Todos os tipos de poluição têm origem na dificuldade de reconhecer até onde sua liberdade pode ir antes de invadir o espaço alheio. A poluição do ar, por exemplo. Durante muito tempo, foi considerado normal jogar fumaça tóxica na atmosfera como se não houvesse amanhã. Nunca foi bem visto jogar lixo na calçada na frente de casa ou na esquina mais próxima, mas, por algum motivo, o lixo anônimo de uma indústria saía de esgotos e chaminés com a inocência de borboletas flanando no bosque em uma manhã de primavera.
Foi preciso que alguns chatonildos começassem a se recusar a respirar produtos químicos em doses industriais para que surgissem as leis que regulam, ou tentam regular, os subprodutos que vão parar na atmosfera. O mesmo vale para dejetos que são jogados nos rios, nos mares, nas matas – e, em situações extremas como Mariana, dentro daquilo que um dia foi a casa de alguém. Em muitos lugares, ainda vigora o popular “se colar, colou”. E, mesmo não colando mais, continua-se a despejar lixo no ar, na água, na comida. Como se não houvesse amanhã – e, se continuarmos assim, não vai haver mesmo.

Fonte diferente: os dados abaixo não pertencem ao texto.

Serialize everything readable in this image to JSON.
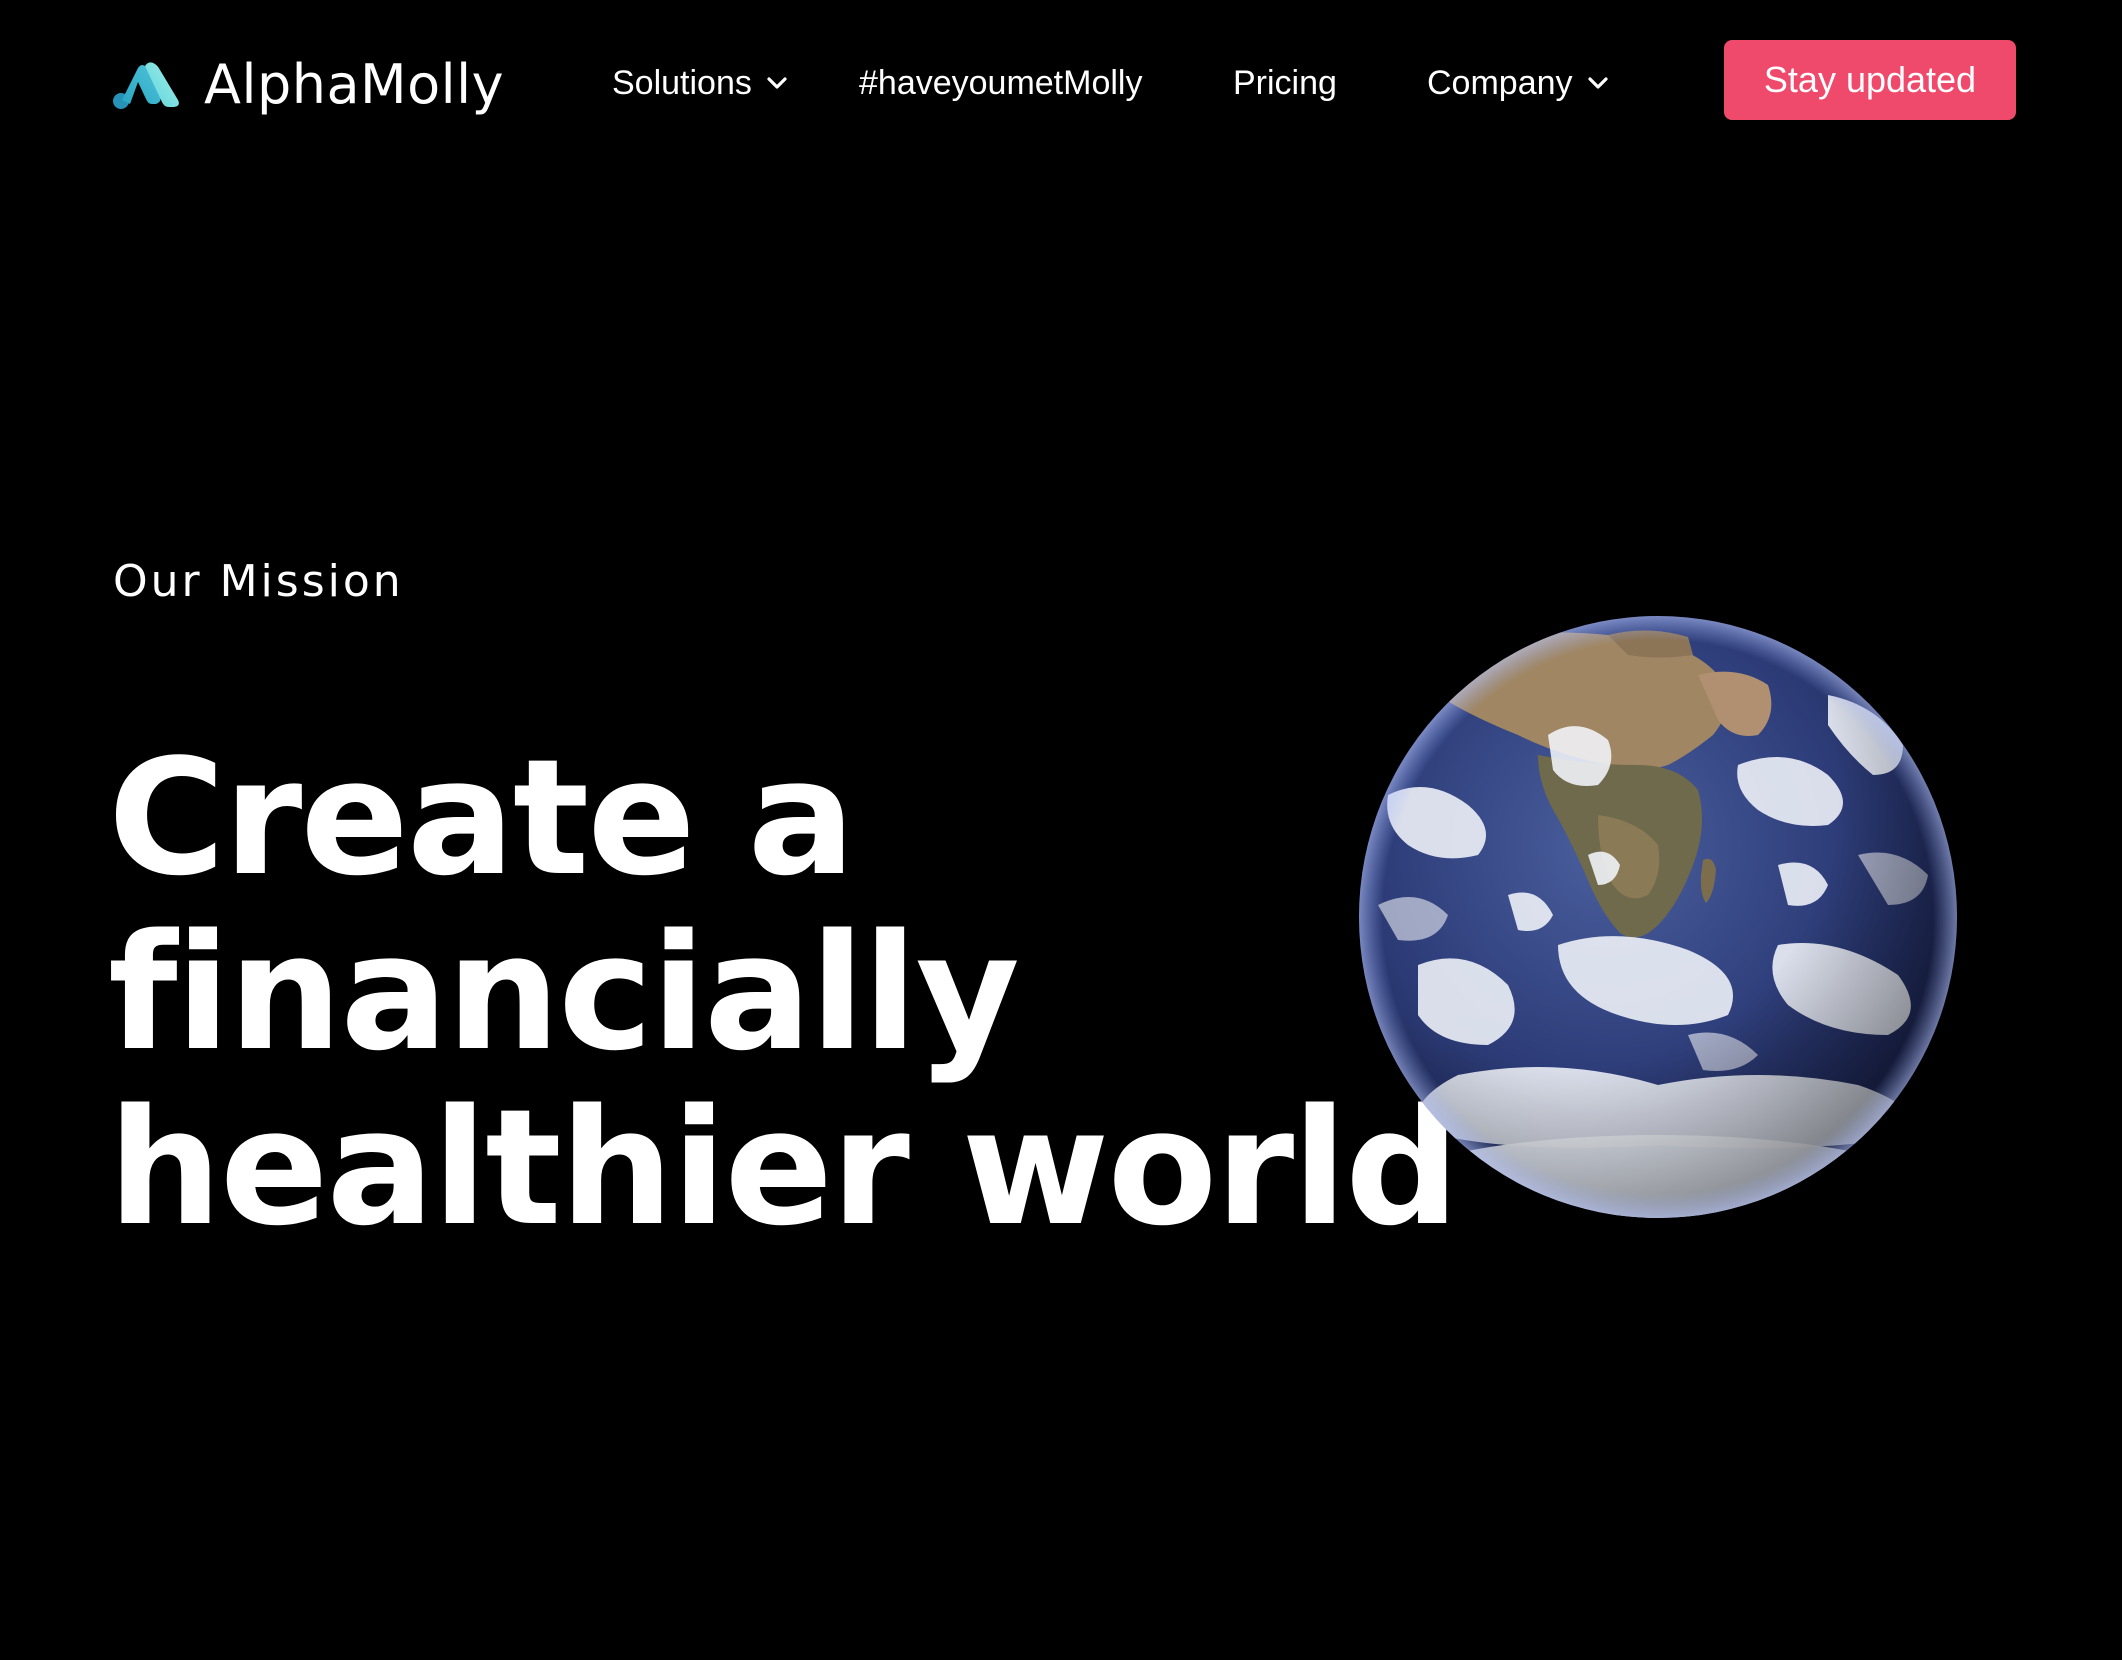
{
  "brand": {
    "name": "AlphaMolly",
    "logo_icon": "alphamolly-logo-icon",
    "colors": {
      "background": "#000000",
      "accent": "#ef4a6c",
      "logo_teal_light": "#7ee0e0",
      "logo_teal_dark": "#2aa6c4"
    }
  },
  "nav": {
    "items": [
      {
        "label": "Solutions",
        "has_dropdown": true
      },
      {
        "label": "#haveyoumetMolly",
        "has_dropdown": false
      },
      {
        "label": "Pricing",
        "has_dropdown": false
      },
      {
        "label": "Company",
        "has_dropdown": true
      }
    ],
    "cta_label": "Stay updated"
  },
  "hero": {
    "eyebrow": "Our Mission",
    "headline_lines": [
      "Create a",
      "financially",
      "healthier world"
    ],
    "image": "earth-globe-image"
  }
}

No plano miudinho da vida cotidiana, existem milhões de situações em que a dificuldade de respeitar o espaço alheio nos transforma em usinas bípedes de poluição do ambiente comum. Uma das mais disseminadas até pouco tempo atrás – fumar em locais fechados – foi disciplinada após décadas de consumo involuntário de fumaça. Os fumantes acreditavam genuinamente que estavam exercendo o direito inalienável de pensar apenas no próprio prazer. O mesmo vale para a poluição sonora. No Brasil, o ruído inconveniente ainda é confundido com “descontração”. Levar caixa de som para a beira da praia, falar alto no bar quando um artista está se apresentando ou conversar no meio do filme é tão natural hoje quanto era fumar no elevador nos anos 1960. (E se alguém por perto perder a paciência e pronunciar a ofensiva palavra “silêncio”, corre o risco de ser acusado de estar invadindo a liberdade alheia. Liberdade para importunar, no caso.)

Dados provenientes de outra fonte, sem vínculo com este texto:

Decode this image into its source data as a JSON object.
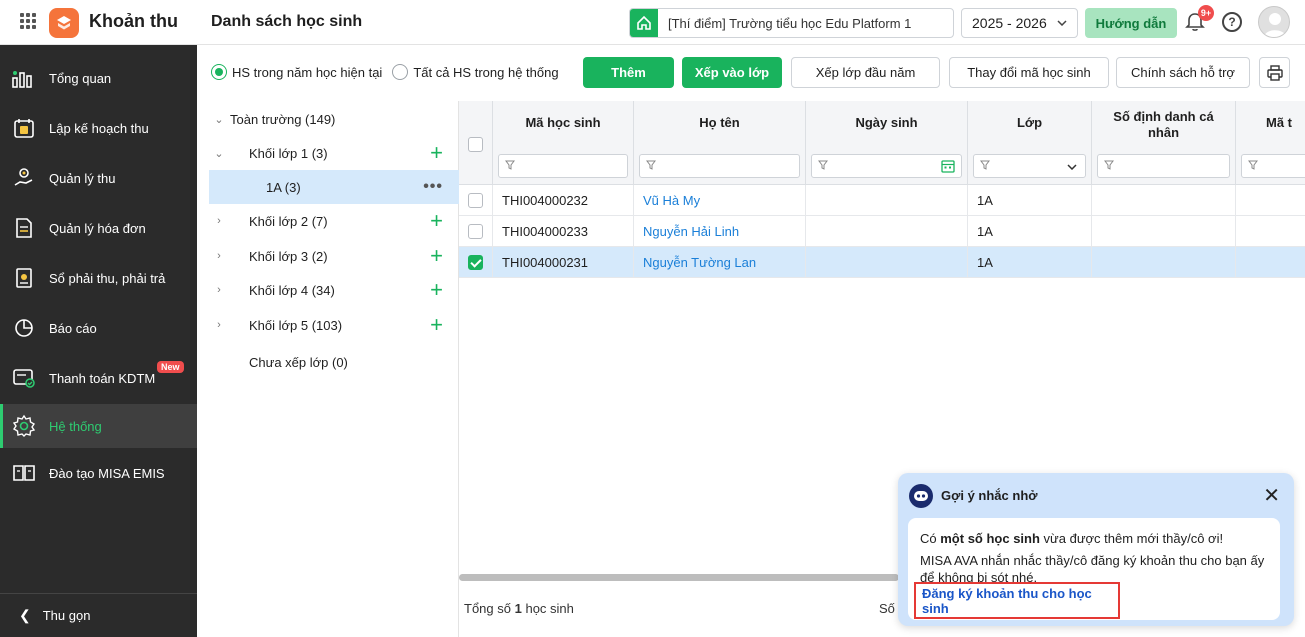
{
  "app": {
    "name": "Khoản thu",
    "page_title": "Danh sách học sinh"
  },
  "header": {
    "school": "[Thí điểm] Trường tiểu học Edu Platform 1",
    "year": "2025 - 2026",
    "guide_label": "Hướng dẫn",
    "notification_count": "9+"
  },
  "sidebar": {
    "items": [
      {
        "label": "Tổng quan",
        "icon": "dashboard-icon"
      },
      {
        "label": "Lập kế hoạch thu",
        "icon": "calendar-money-icon"
      },
      {
        "label": "Quản lý thu",
        "icon": "hand-money-icon"
      },
      {
        "label": "Quản lý hóa đơn",
        "icon": "invoice-icon"
      },
      {
        "label": "Sổ phải thu, phải trả",
        "icon": "ledger-icon"
      },
      {
        "label": "Báo cáo",
        "icon": "pie-chart-icon"
      },
      {
        "label": "Thanh toán KDTM",
        "icon": "payment-icon",
        "badge": "New"
      },
      {
        "label": "Hệ thống",
        "icon": "gear-icon",
        "active": true
      },
      {
        "label": "Đào tạo MISA EMIS",
        "icon": "book-icon"
      }
    ],
    "collapse_label": "Thu gọn"
  },
  "filters": {
    "radio_current": "HS trong năm học hiện tại",
    "radio_all": "Tất cả HS trong hệ thống"
  },
  "toolbar": {
    "add": "Thêm",
    "assign_class": "Xếp vào lớp",
    "assign_start": "Xếp lớp đầu năm",
    "change_code": "Thay đổi mã học sinh",
    "support_policy": "Chính sách hỗ trợ"
  },
  "tree": {
    "root": "Toàn trường (149)",
    "grades": [
      {
        "label": "Khối lớp 1 (3)",
        "expanded": true
      },
      {
        "label": "1A (3)",
        "child": true
      },
      {
        "label": "Khối lớp 2 (7)"
      },
      {
        "label": "Khối lớp 3 (2)"
      },
      {
        "label": "Khối lớp 4 (34)"
      },
      {
        "label": "Khối lớp 5 (103)"
      }
    ],
    "unassigned": "Chưa xếp lớp (0)"
  },
  "table": {
    "columns": [
      "Mã học sinh",
      "Họ tên",
      "Ngày sinh",
      "Lớp",
      "Số định danh cá nhân",
      "Mã t"
    ],
    "rows": [
      {
        "code": "THI004000232",
        "name": "Vũ Hà My",
        "dob": "",
        "class": "1A",
        "id": "",
        "checked": false
      },
      {
        "code": "THI004000233",
        "name": "Nguyễn Hải Linh",
        "dob": "",
        "class": "1A",
        "id": "",
        "checked": false
      },
      {
        "code": "THI004000231",
        "name": "Nguyễn Tường Lan",
        "dob": "",
        "class": "1A",
        "id": "",
        "checked": true
      }
    ],
    "total_prefix": "Tổng số",
    "total_count": "1",
    "total_suffix": "học sinh",
    "pager_partial": "Số d"
  },
  "popup": {
    "title": "Gợi ý nhắc nhở",
    "line1_pre": "Có",
    "line1_bold": "một số học sinh",
    "line1_post": "vừa được thêm mới thầy/cô ơi!",
    "line2": "MISA AVA nhắn nhắc thầy/cô đăng ký khoản thu cho bạn ấy để không bị sót nhé.",
    "link": "Đăng ký khoản thu cho học sinh"
  },
  "colors": {
    "accent": "#19b35d",
    "sidebar": "#2b2b2b",
    "link": "#1a7fd8",
    "selected_row": "#d5e9fb",
    "highlight_border": "#e53935"
  }
}
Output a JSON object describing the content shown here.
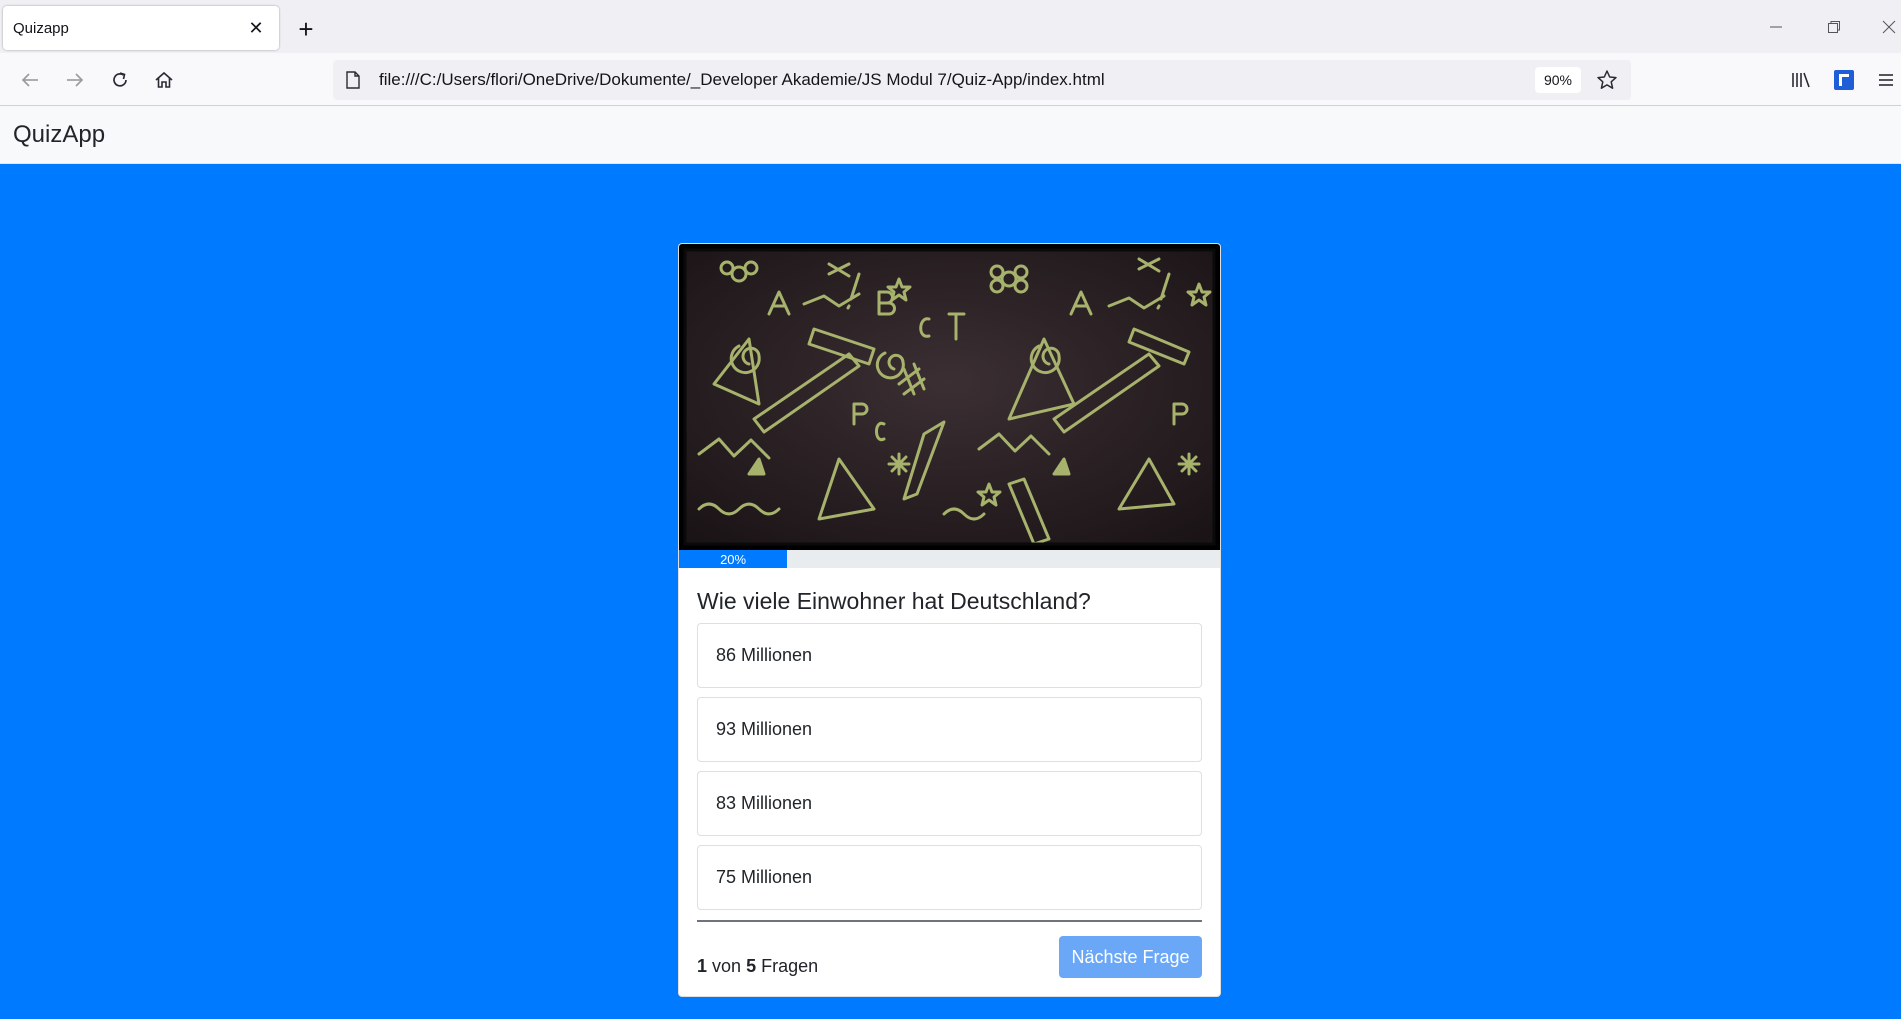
{
  "browser": {
    "tab_title": "Quizapp",
    "url": "file:///C:/Users/flori/OneDrive/Dokumente/_Developer Akademie/JS Modul 7/Quiz-App/index.html",
    "zoom": "90%"
  },
  "app": {
    "brand": "QuizApp",
    "progress_label": "20%",
    "progress_value": 0.2,
    "question": "Wie viele Einwohner hat Deutschland?",
    "answers": [
      {
        "label": "86 Millionen"
      },
      {
        "label": "93 Millionen"
      },
      {
        "label": "83 Millionen"
      },
      {
        "label": "75 Millionen"
      }
    ],
    "counter": {
      "current": "1",
      "separator": "von",
      "total": "5",
      "suffix": "Fragen"
    },
    "next_button": "Nächste Frage"
  },
  "colors": {
    "background": "#007bff",
    "chalk": "#a7b26c",
    "button": "#6aa8f7"
  }
}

Para que os direitos de quem come, respira, vê e ouve sejam respeitados, a cultura de uma sociedade (mais ou menos inclinada a distinguir o espaço público do espaço privado) deve combinarse às leis e à fiscalização, criando assim um ambiente de segurança, conforto e qualidade de vida para todos. No Brasil, nos faltam a cultura e a fiscalização, mas sobram leis para serem desrespeitadas. Ou sobravam. Estamos correndo o risco de perder até mesmo nossas leis pouco cumpridas.
CONTINUA-SE A DESPEJAR LIXO NO AR, NA ÁGUA E NA COMIDA COMO SE NÃO HOUVESSE AMANHÃ. E, SE CONTINUARMOS ASSIM, DAQUI A POUCO NÃO VAI HAVER MESMO.

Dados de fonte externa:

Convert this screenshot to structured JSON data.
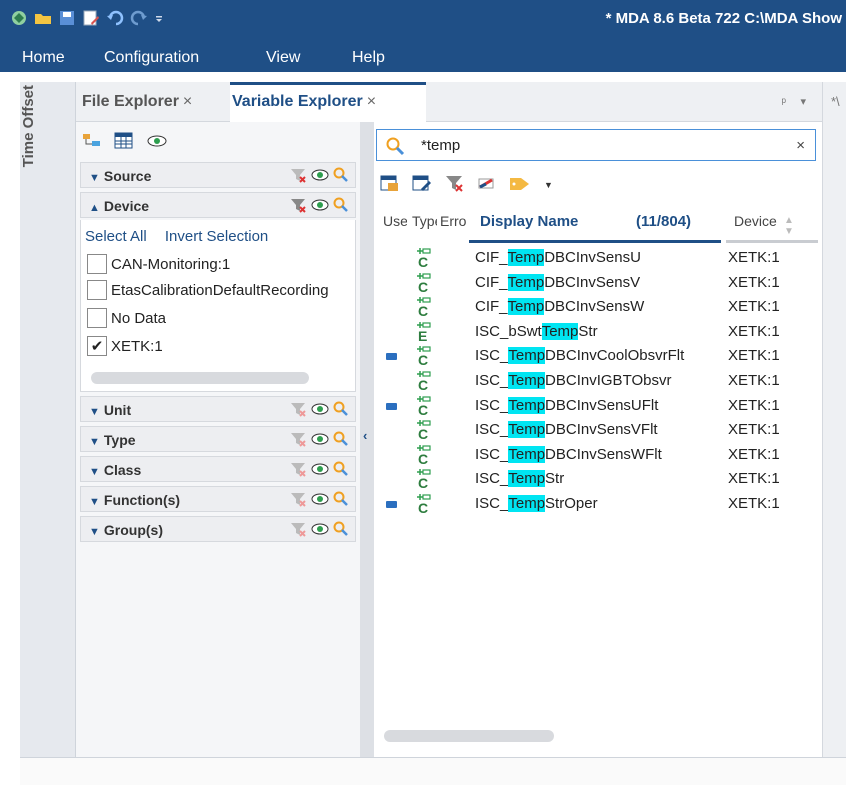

Na última segunda-feira, a comissão que analisa novas regras para a regulação de agrotóxicos no país aprovou um relatório favorável à mudança na legislação. O relatório derruba restrições à aprovação e uso de agrotóxicos no Brasil, incluindo os mais perigosos, com características teratogênicas (causadoras de anomalias no útero e malformação no feto), cancerígenas ou mutagênicas. Na prática, a Anvisa e o Ibama perdem poder de fiscalização, enquanto o Ministério da Agricultura sai fortalecido. Para entrar em vigor, o texto precisa agora passar pela Câmara e pelo Senado.
O assunto envolve vários interesses, mas agrotóxicos nunca serão inofensivos como borboletas. Se não podemos contar que a preocupação com a saúde vá falar mais alto do que os interesses econômicos envolvidos nesse tipo de disputa, leis duras e fiscalização séria são a única chance que temos contra os que estão dispostos a temperar nossa salada com veneno sabor “se colar, colou”.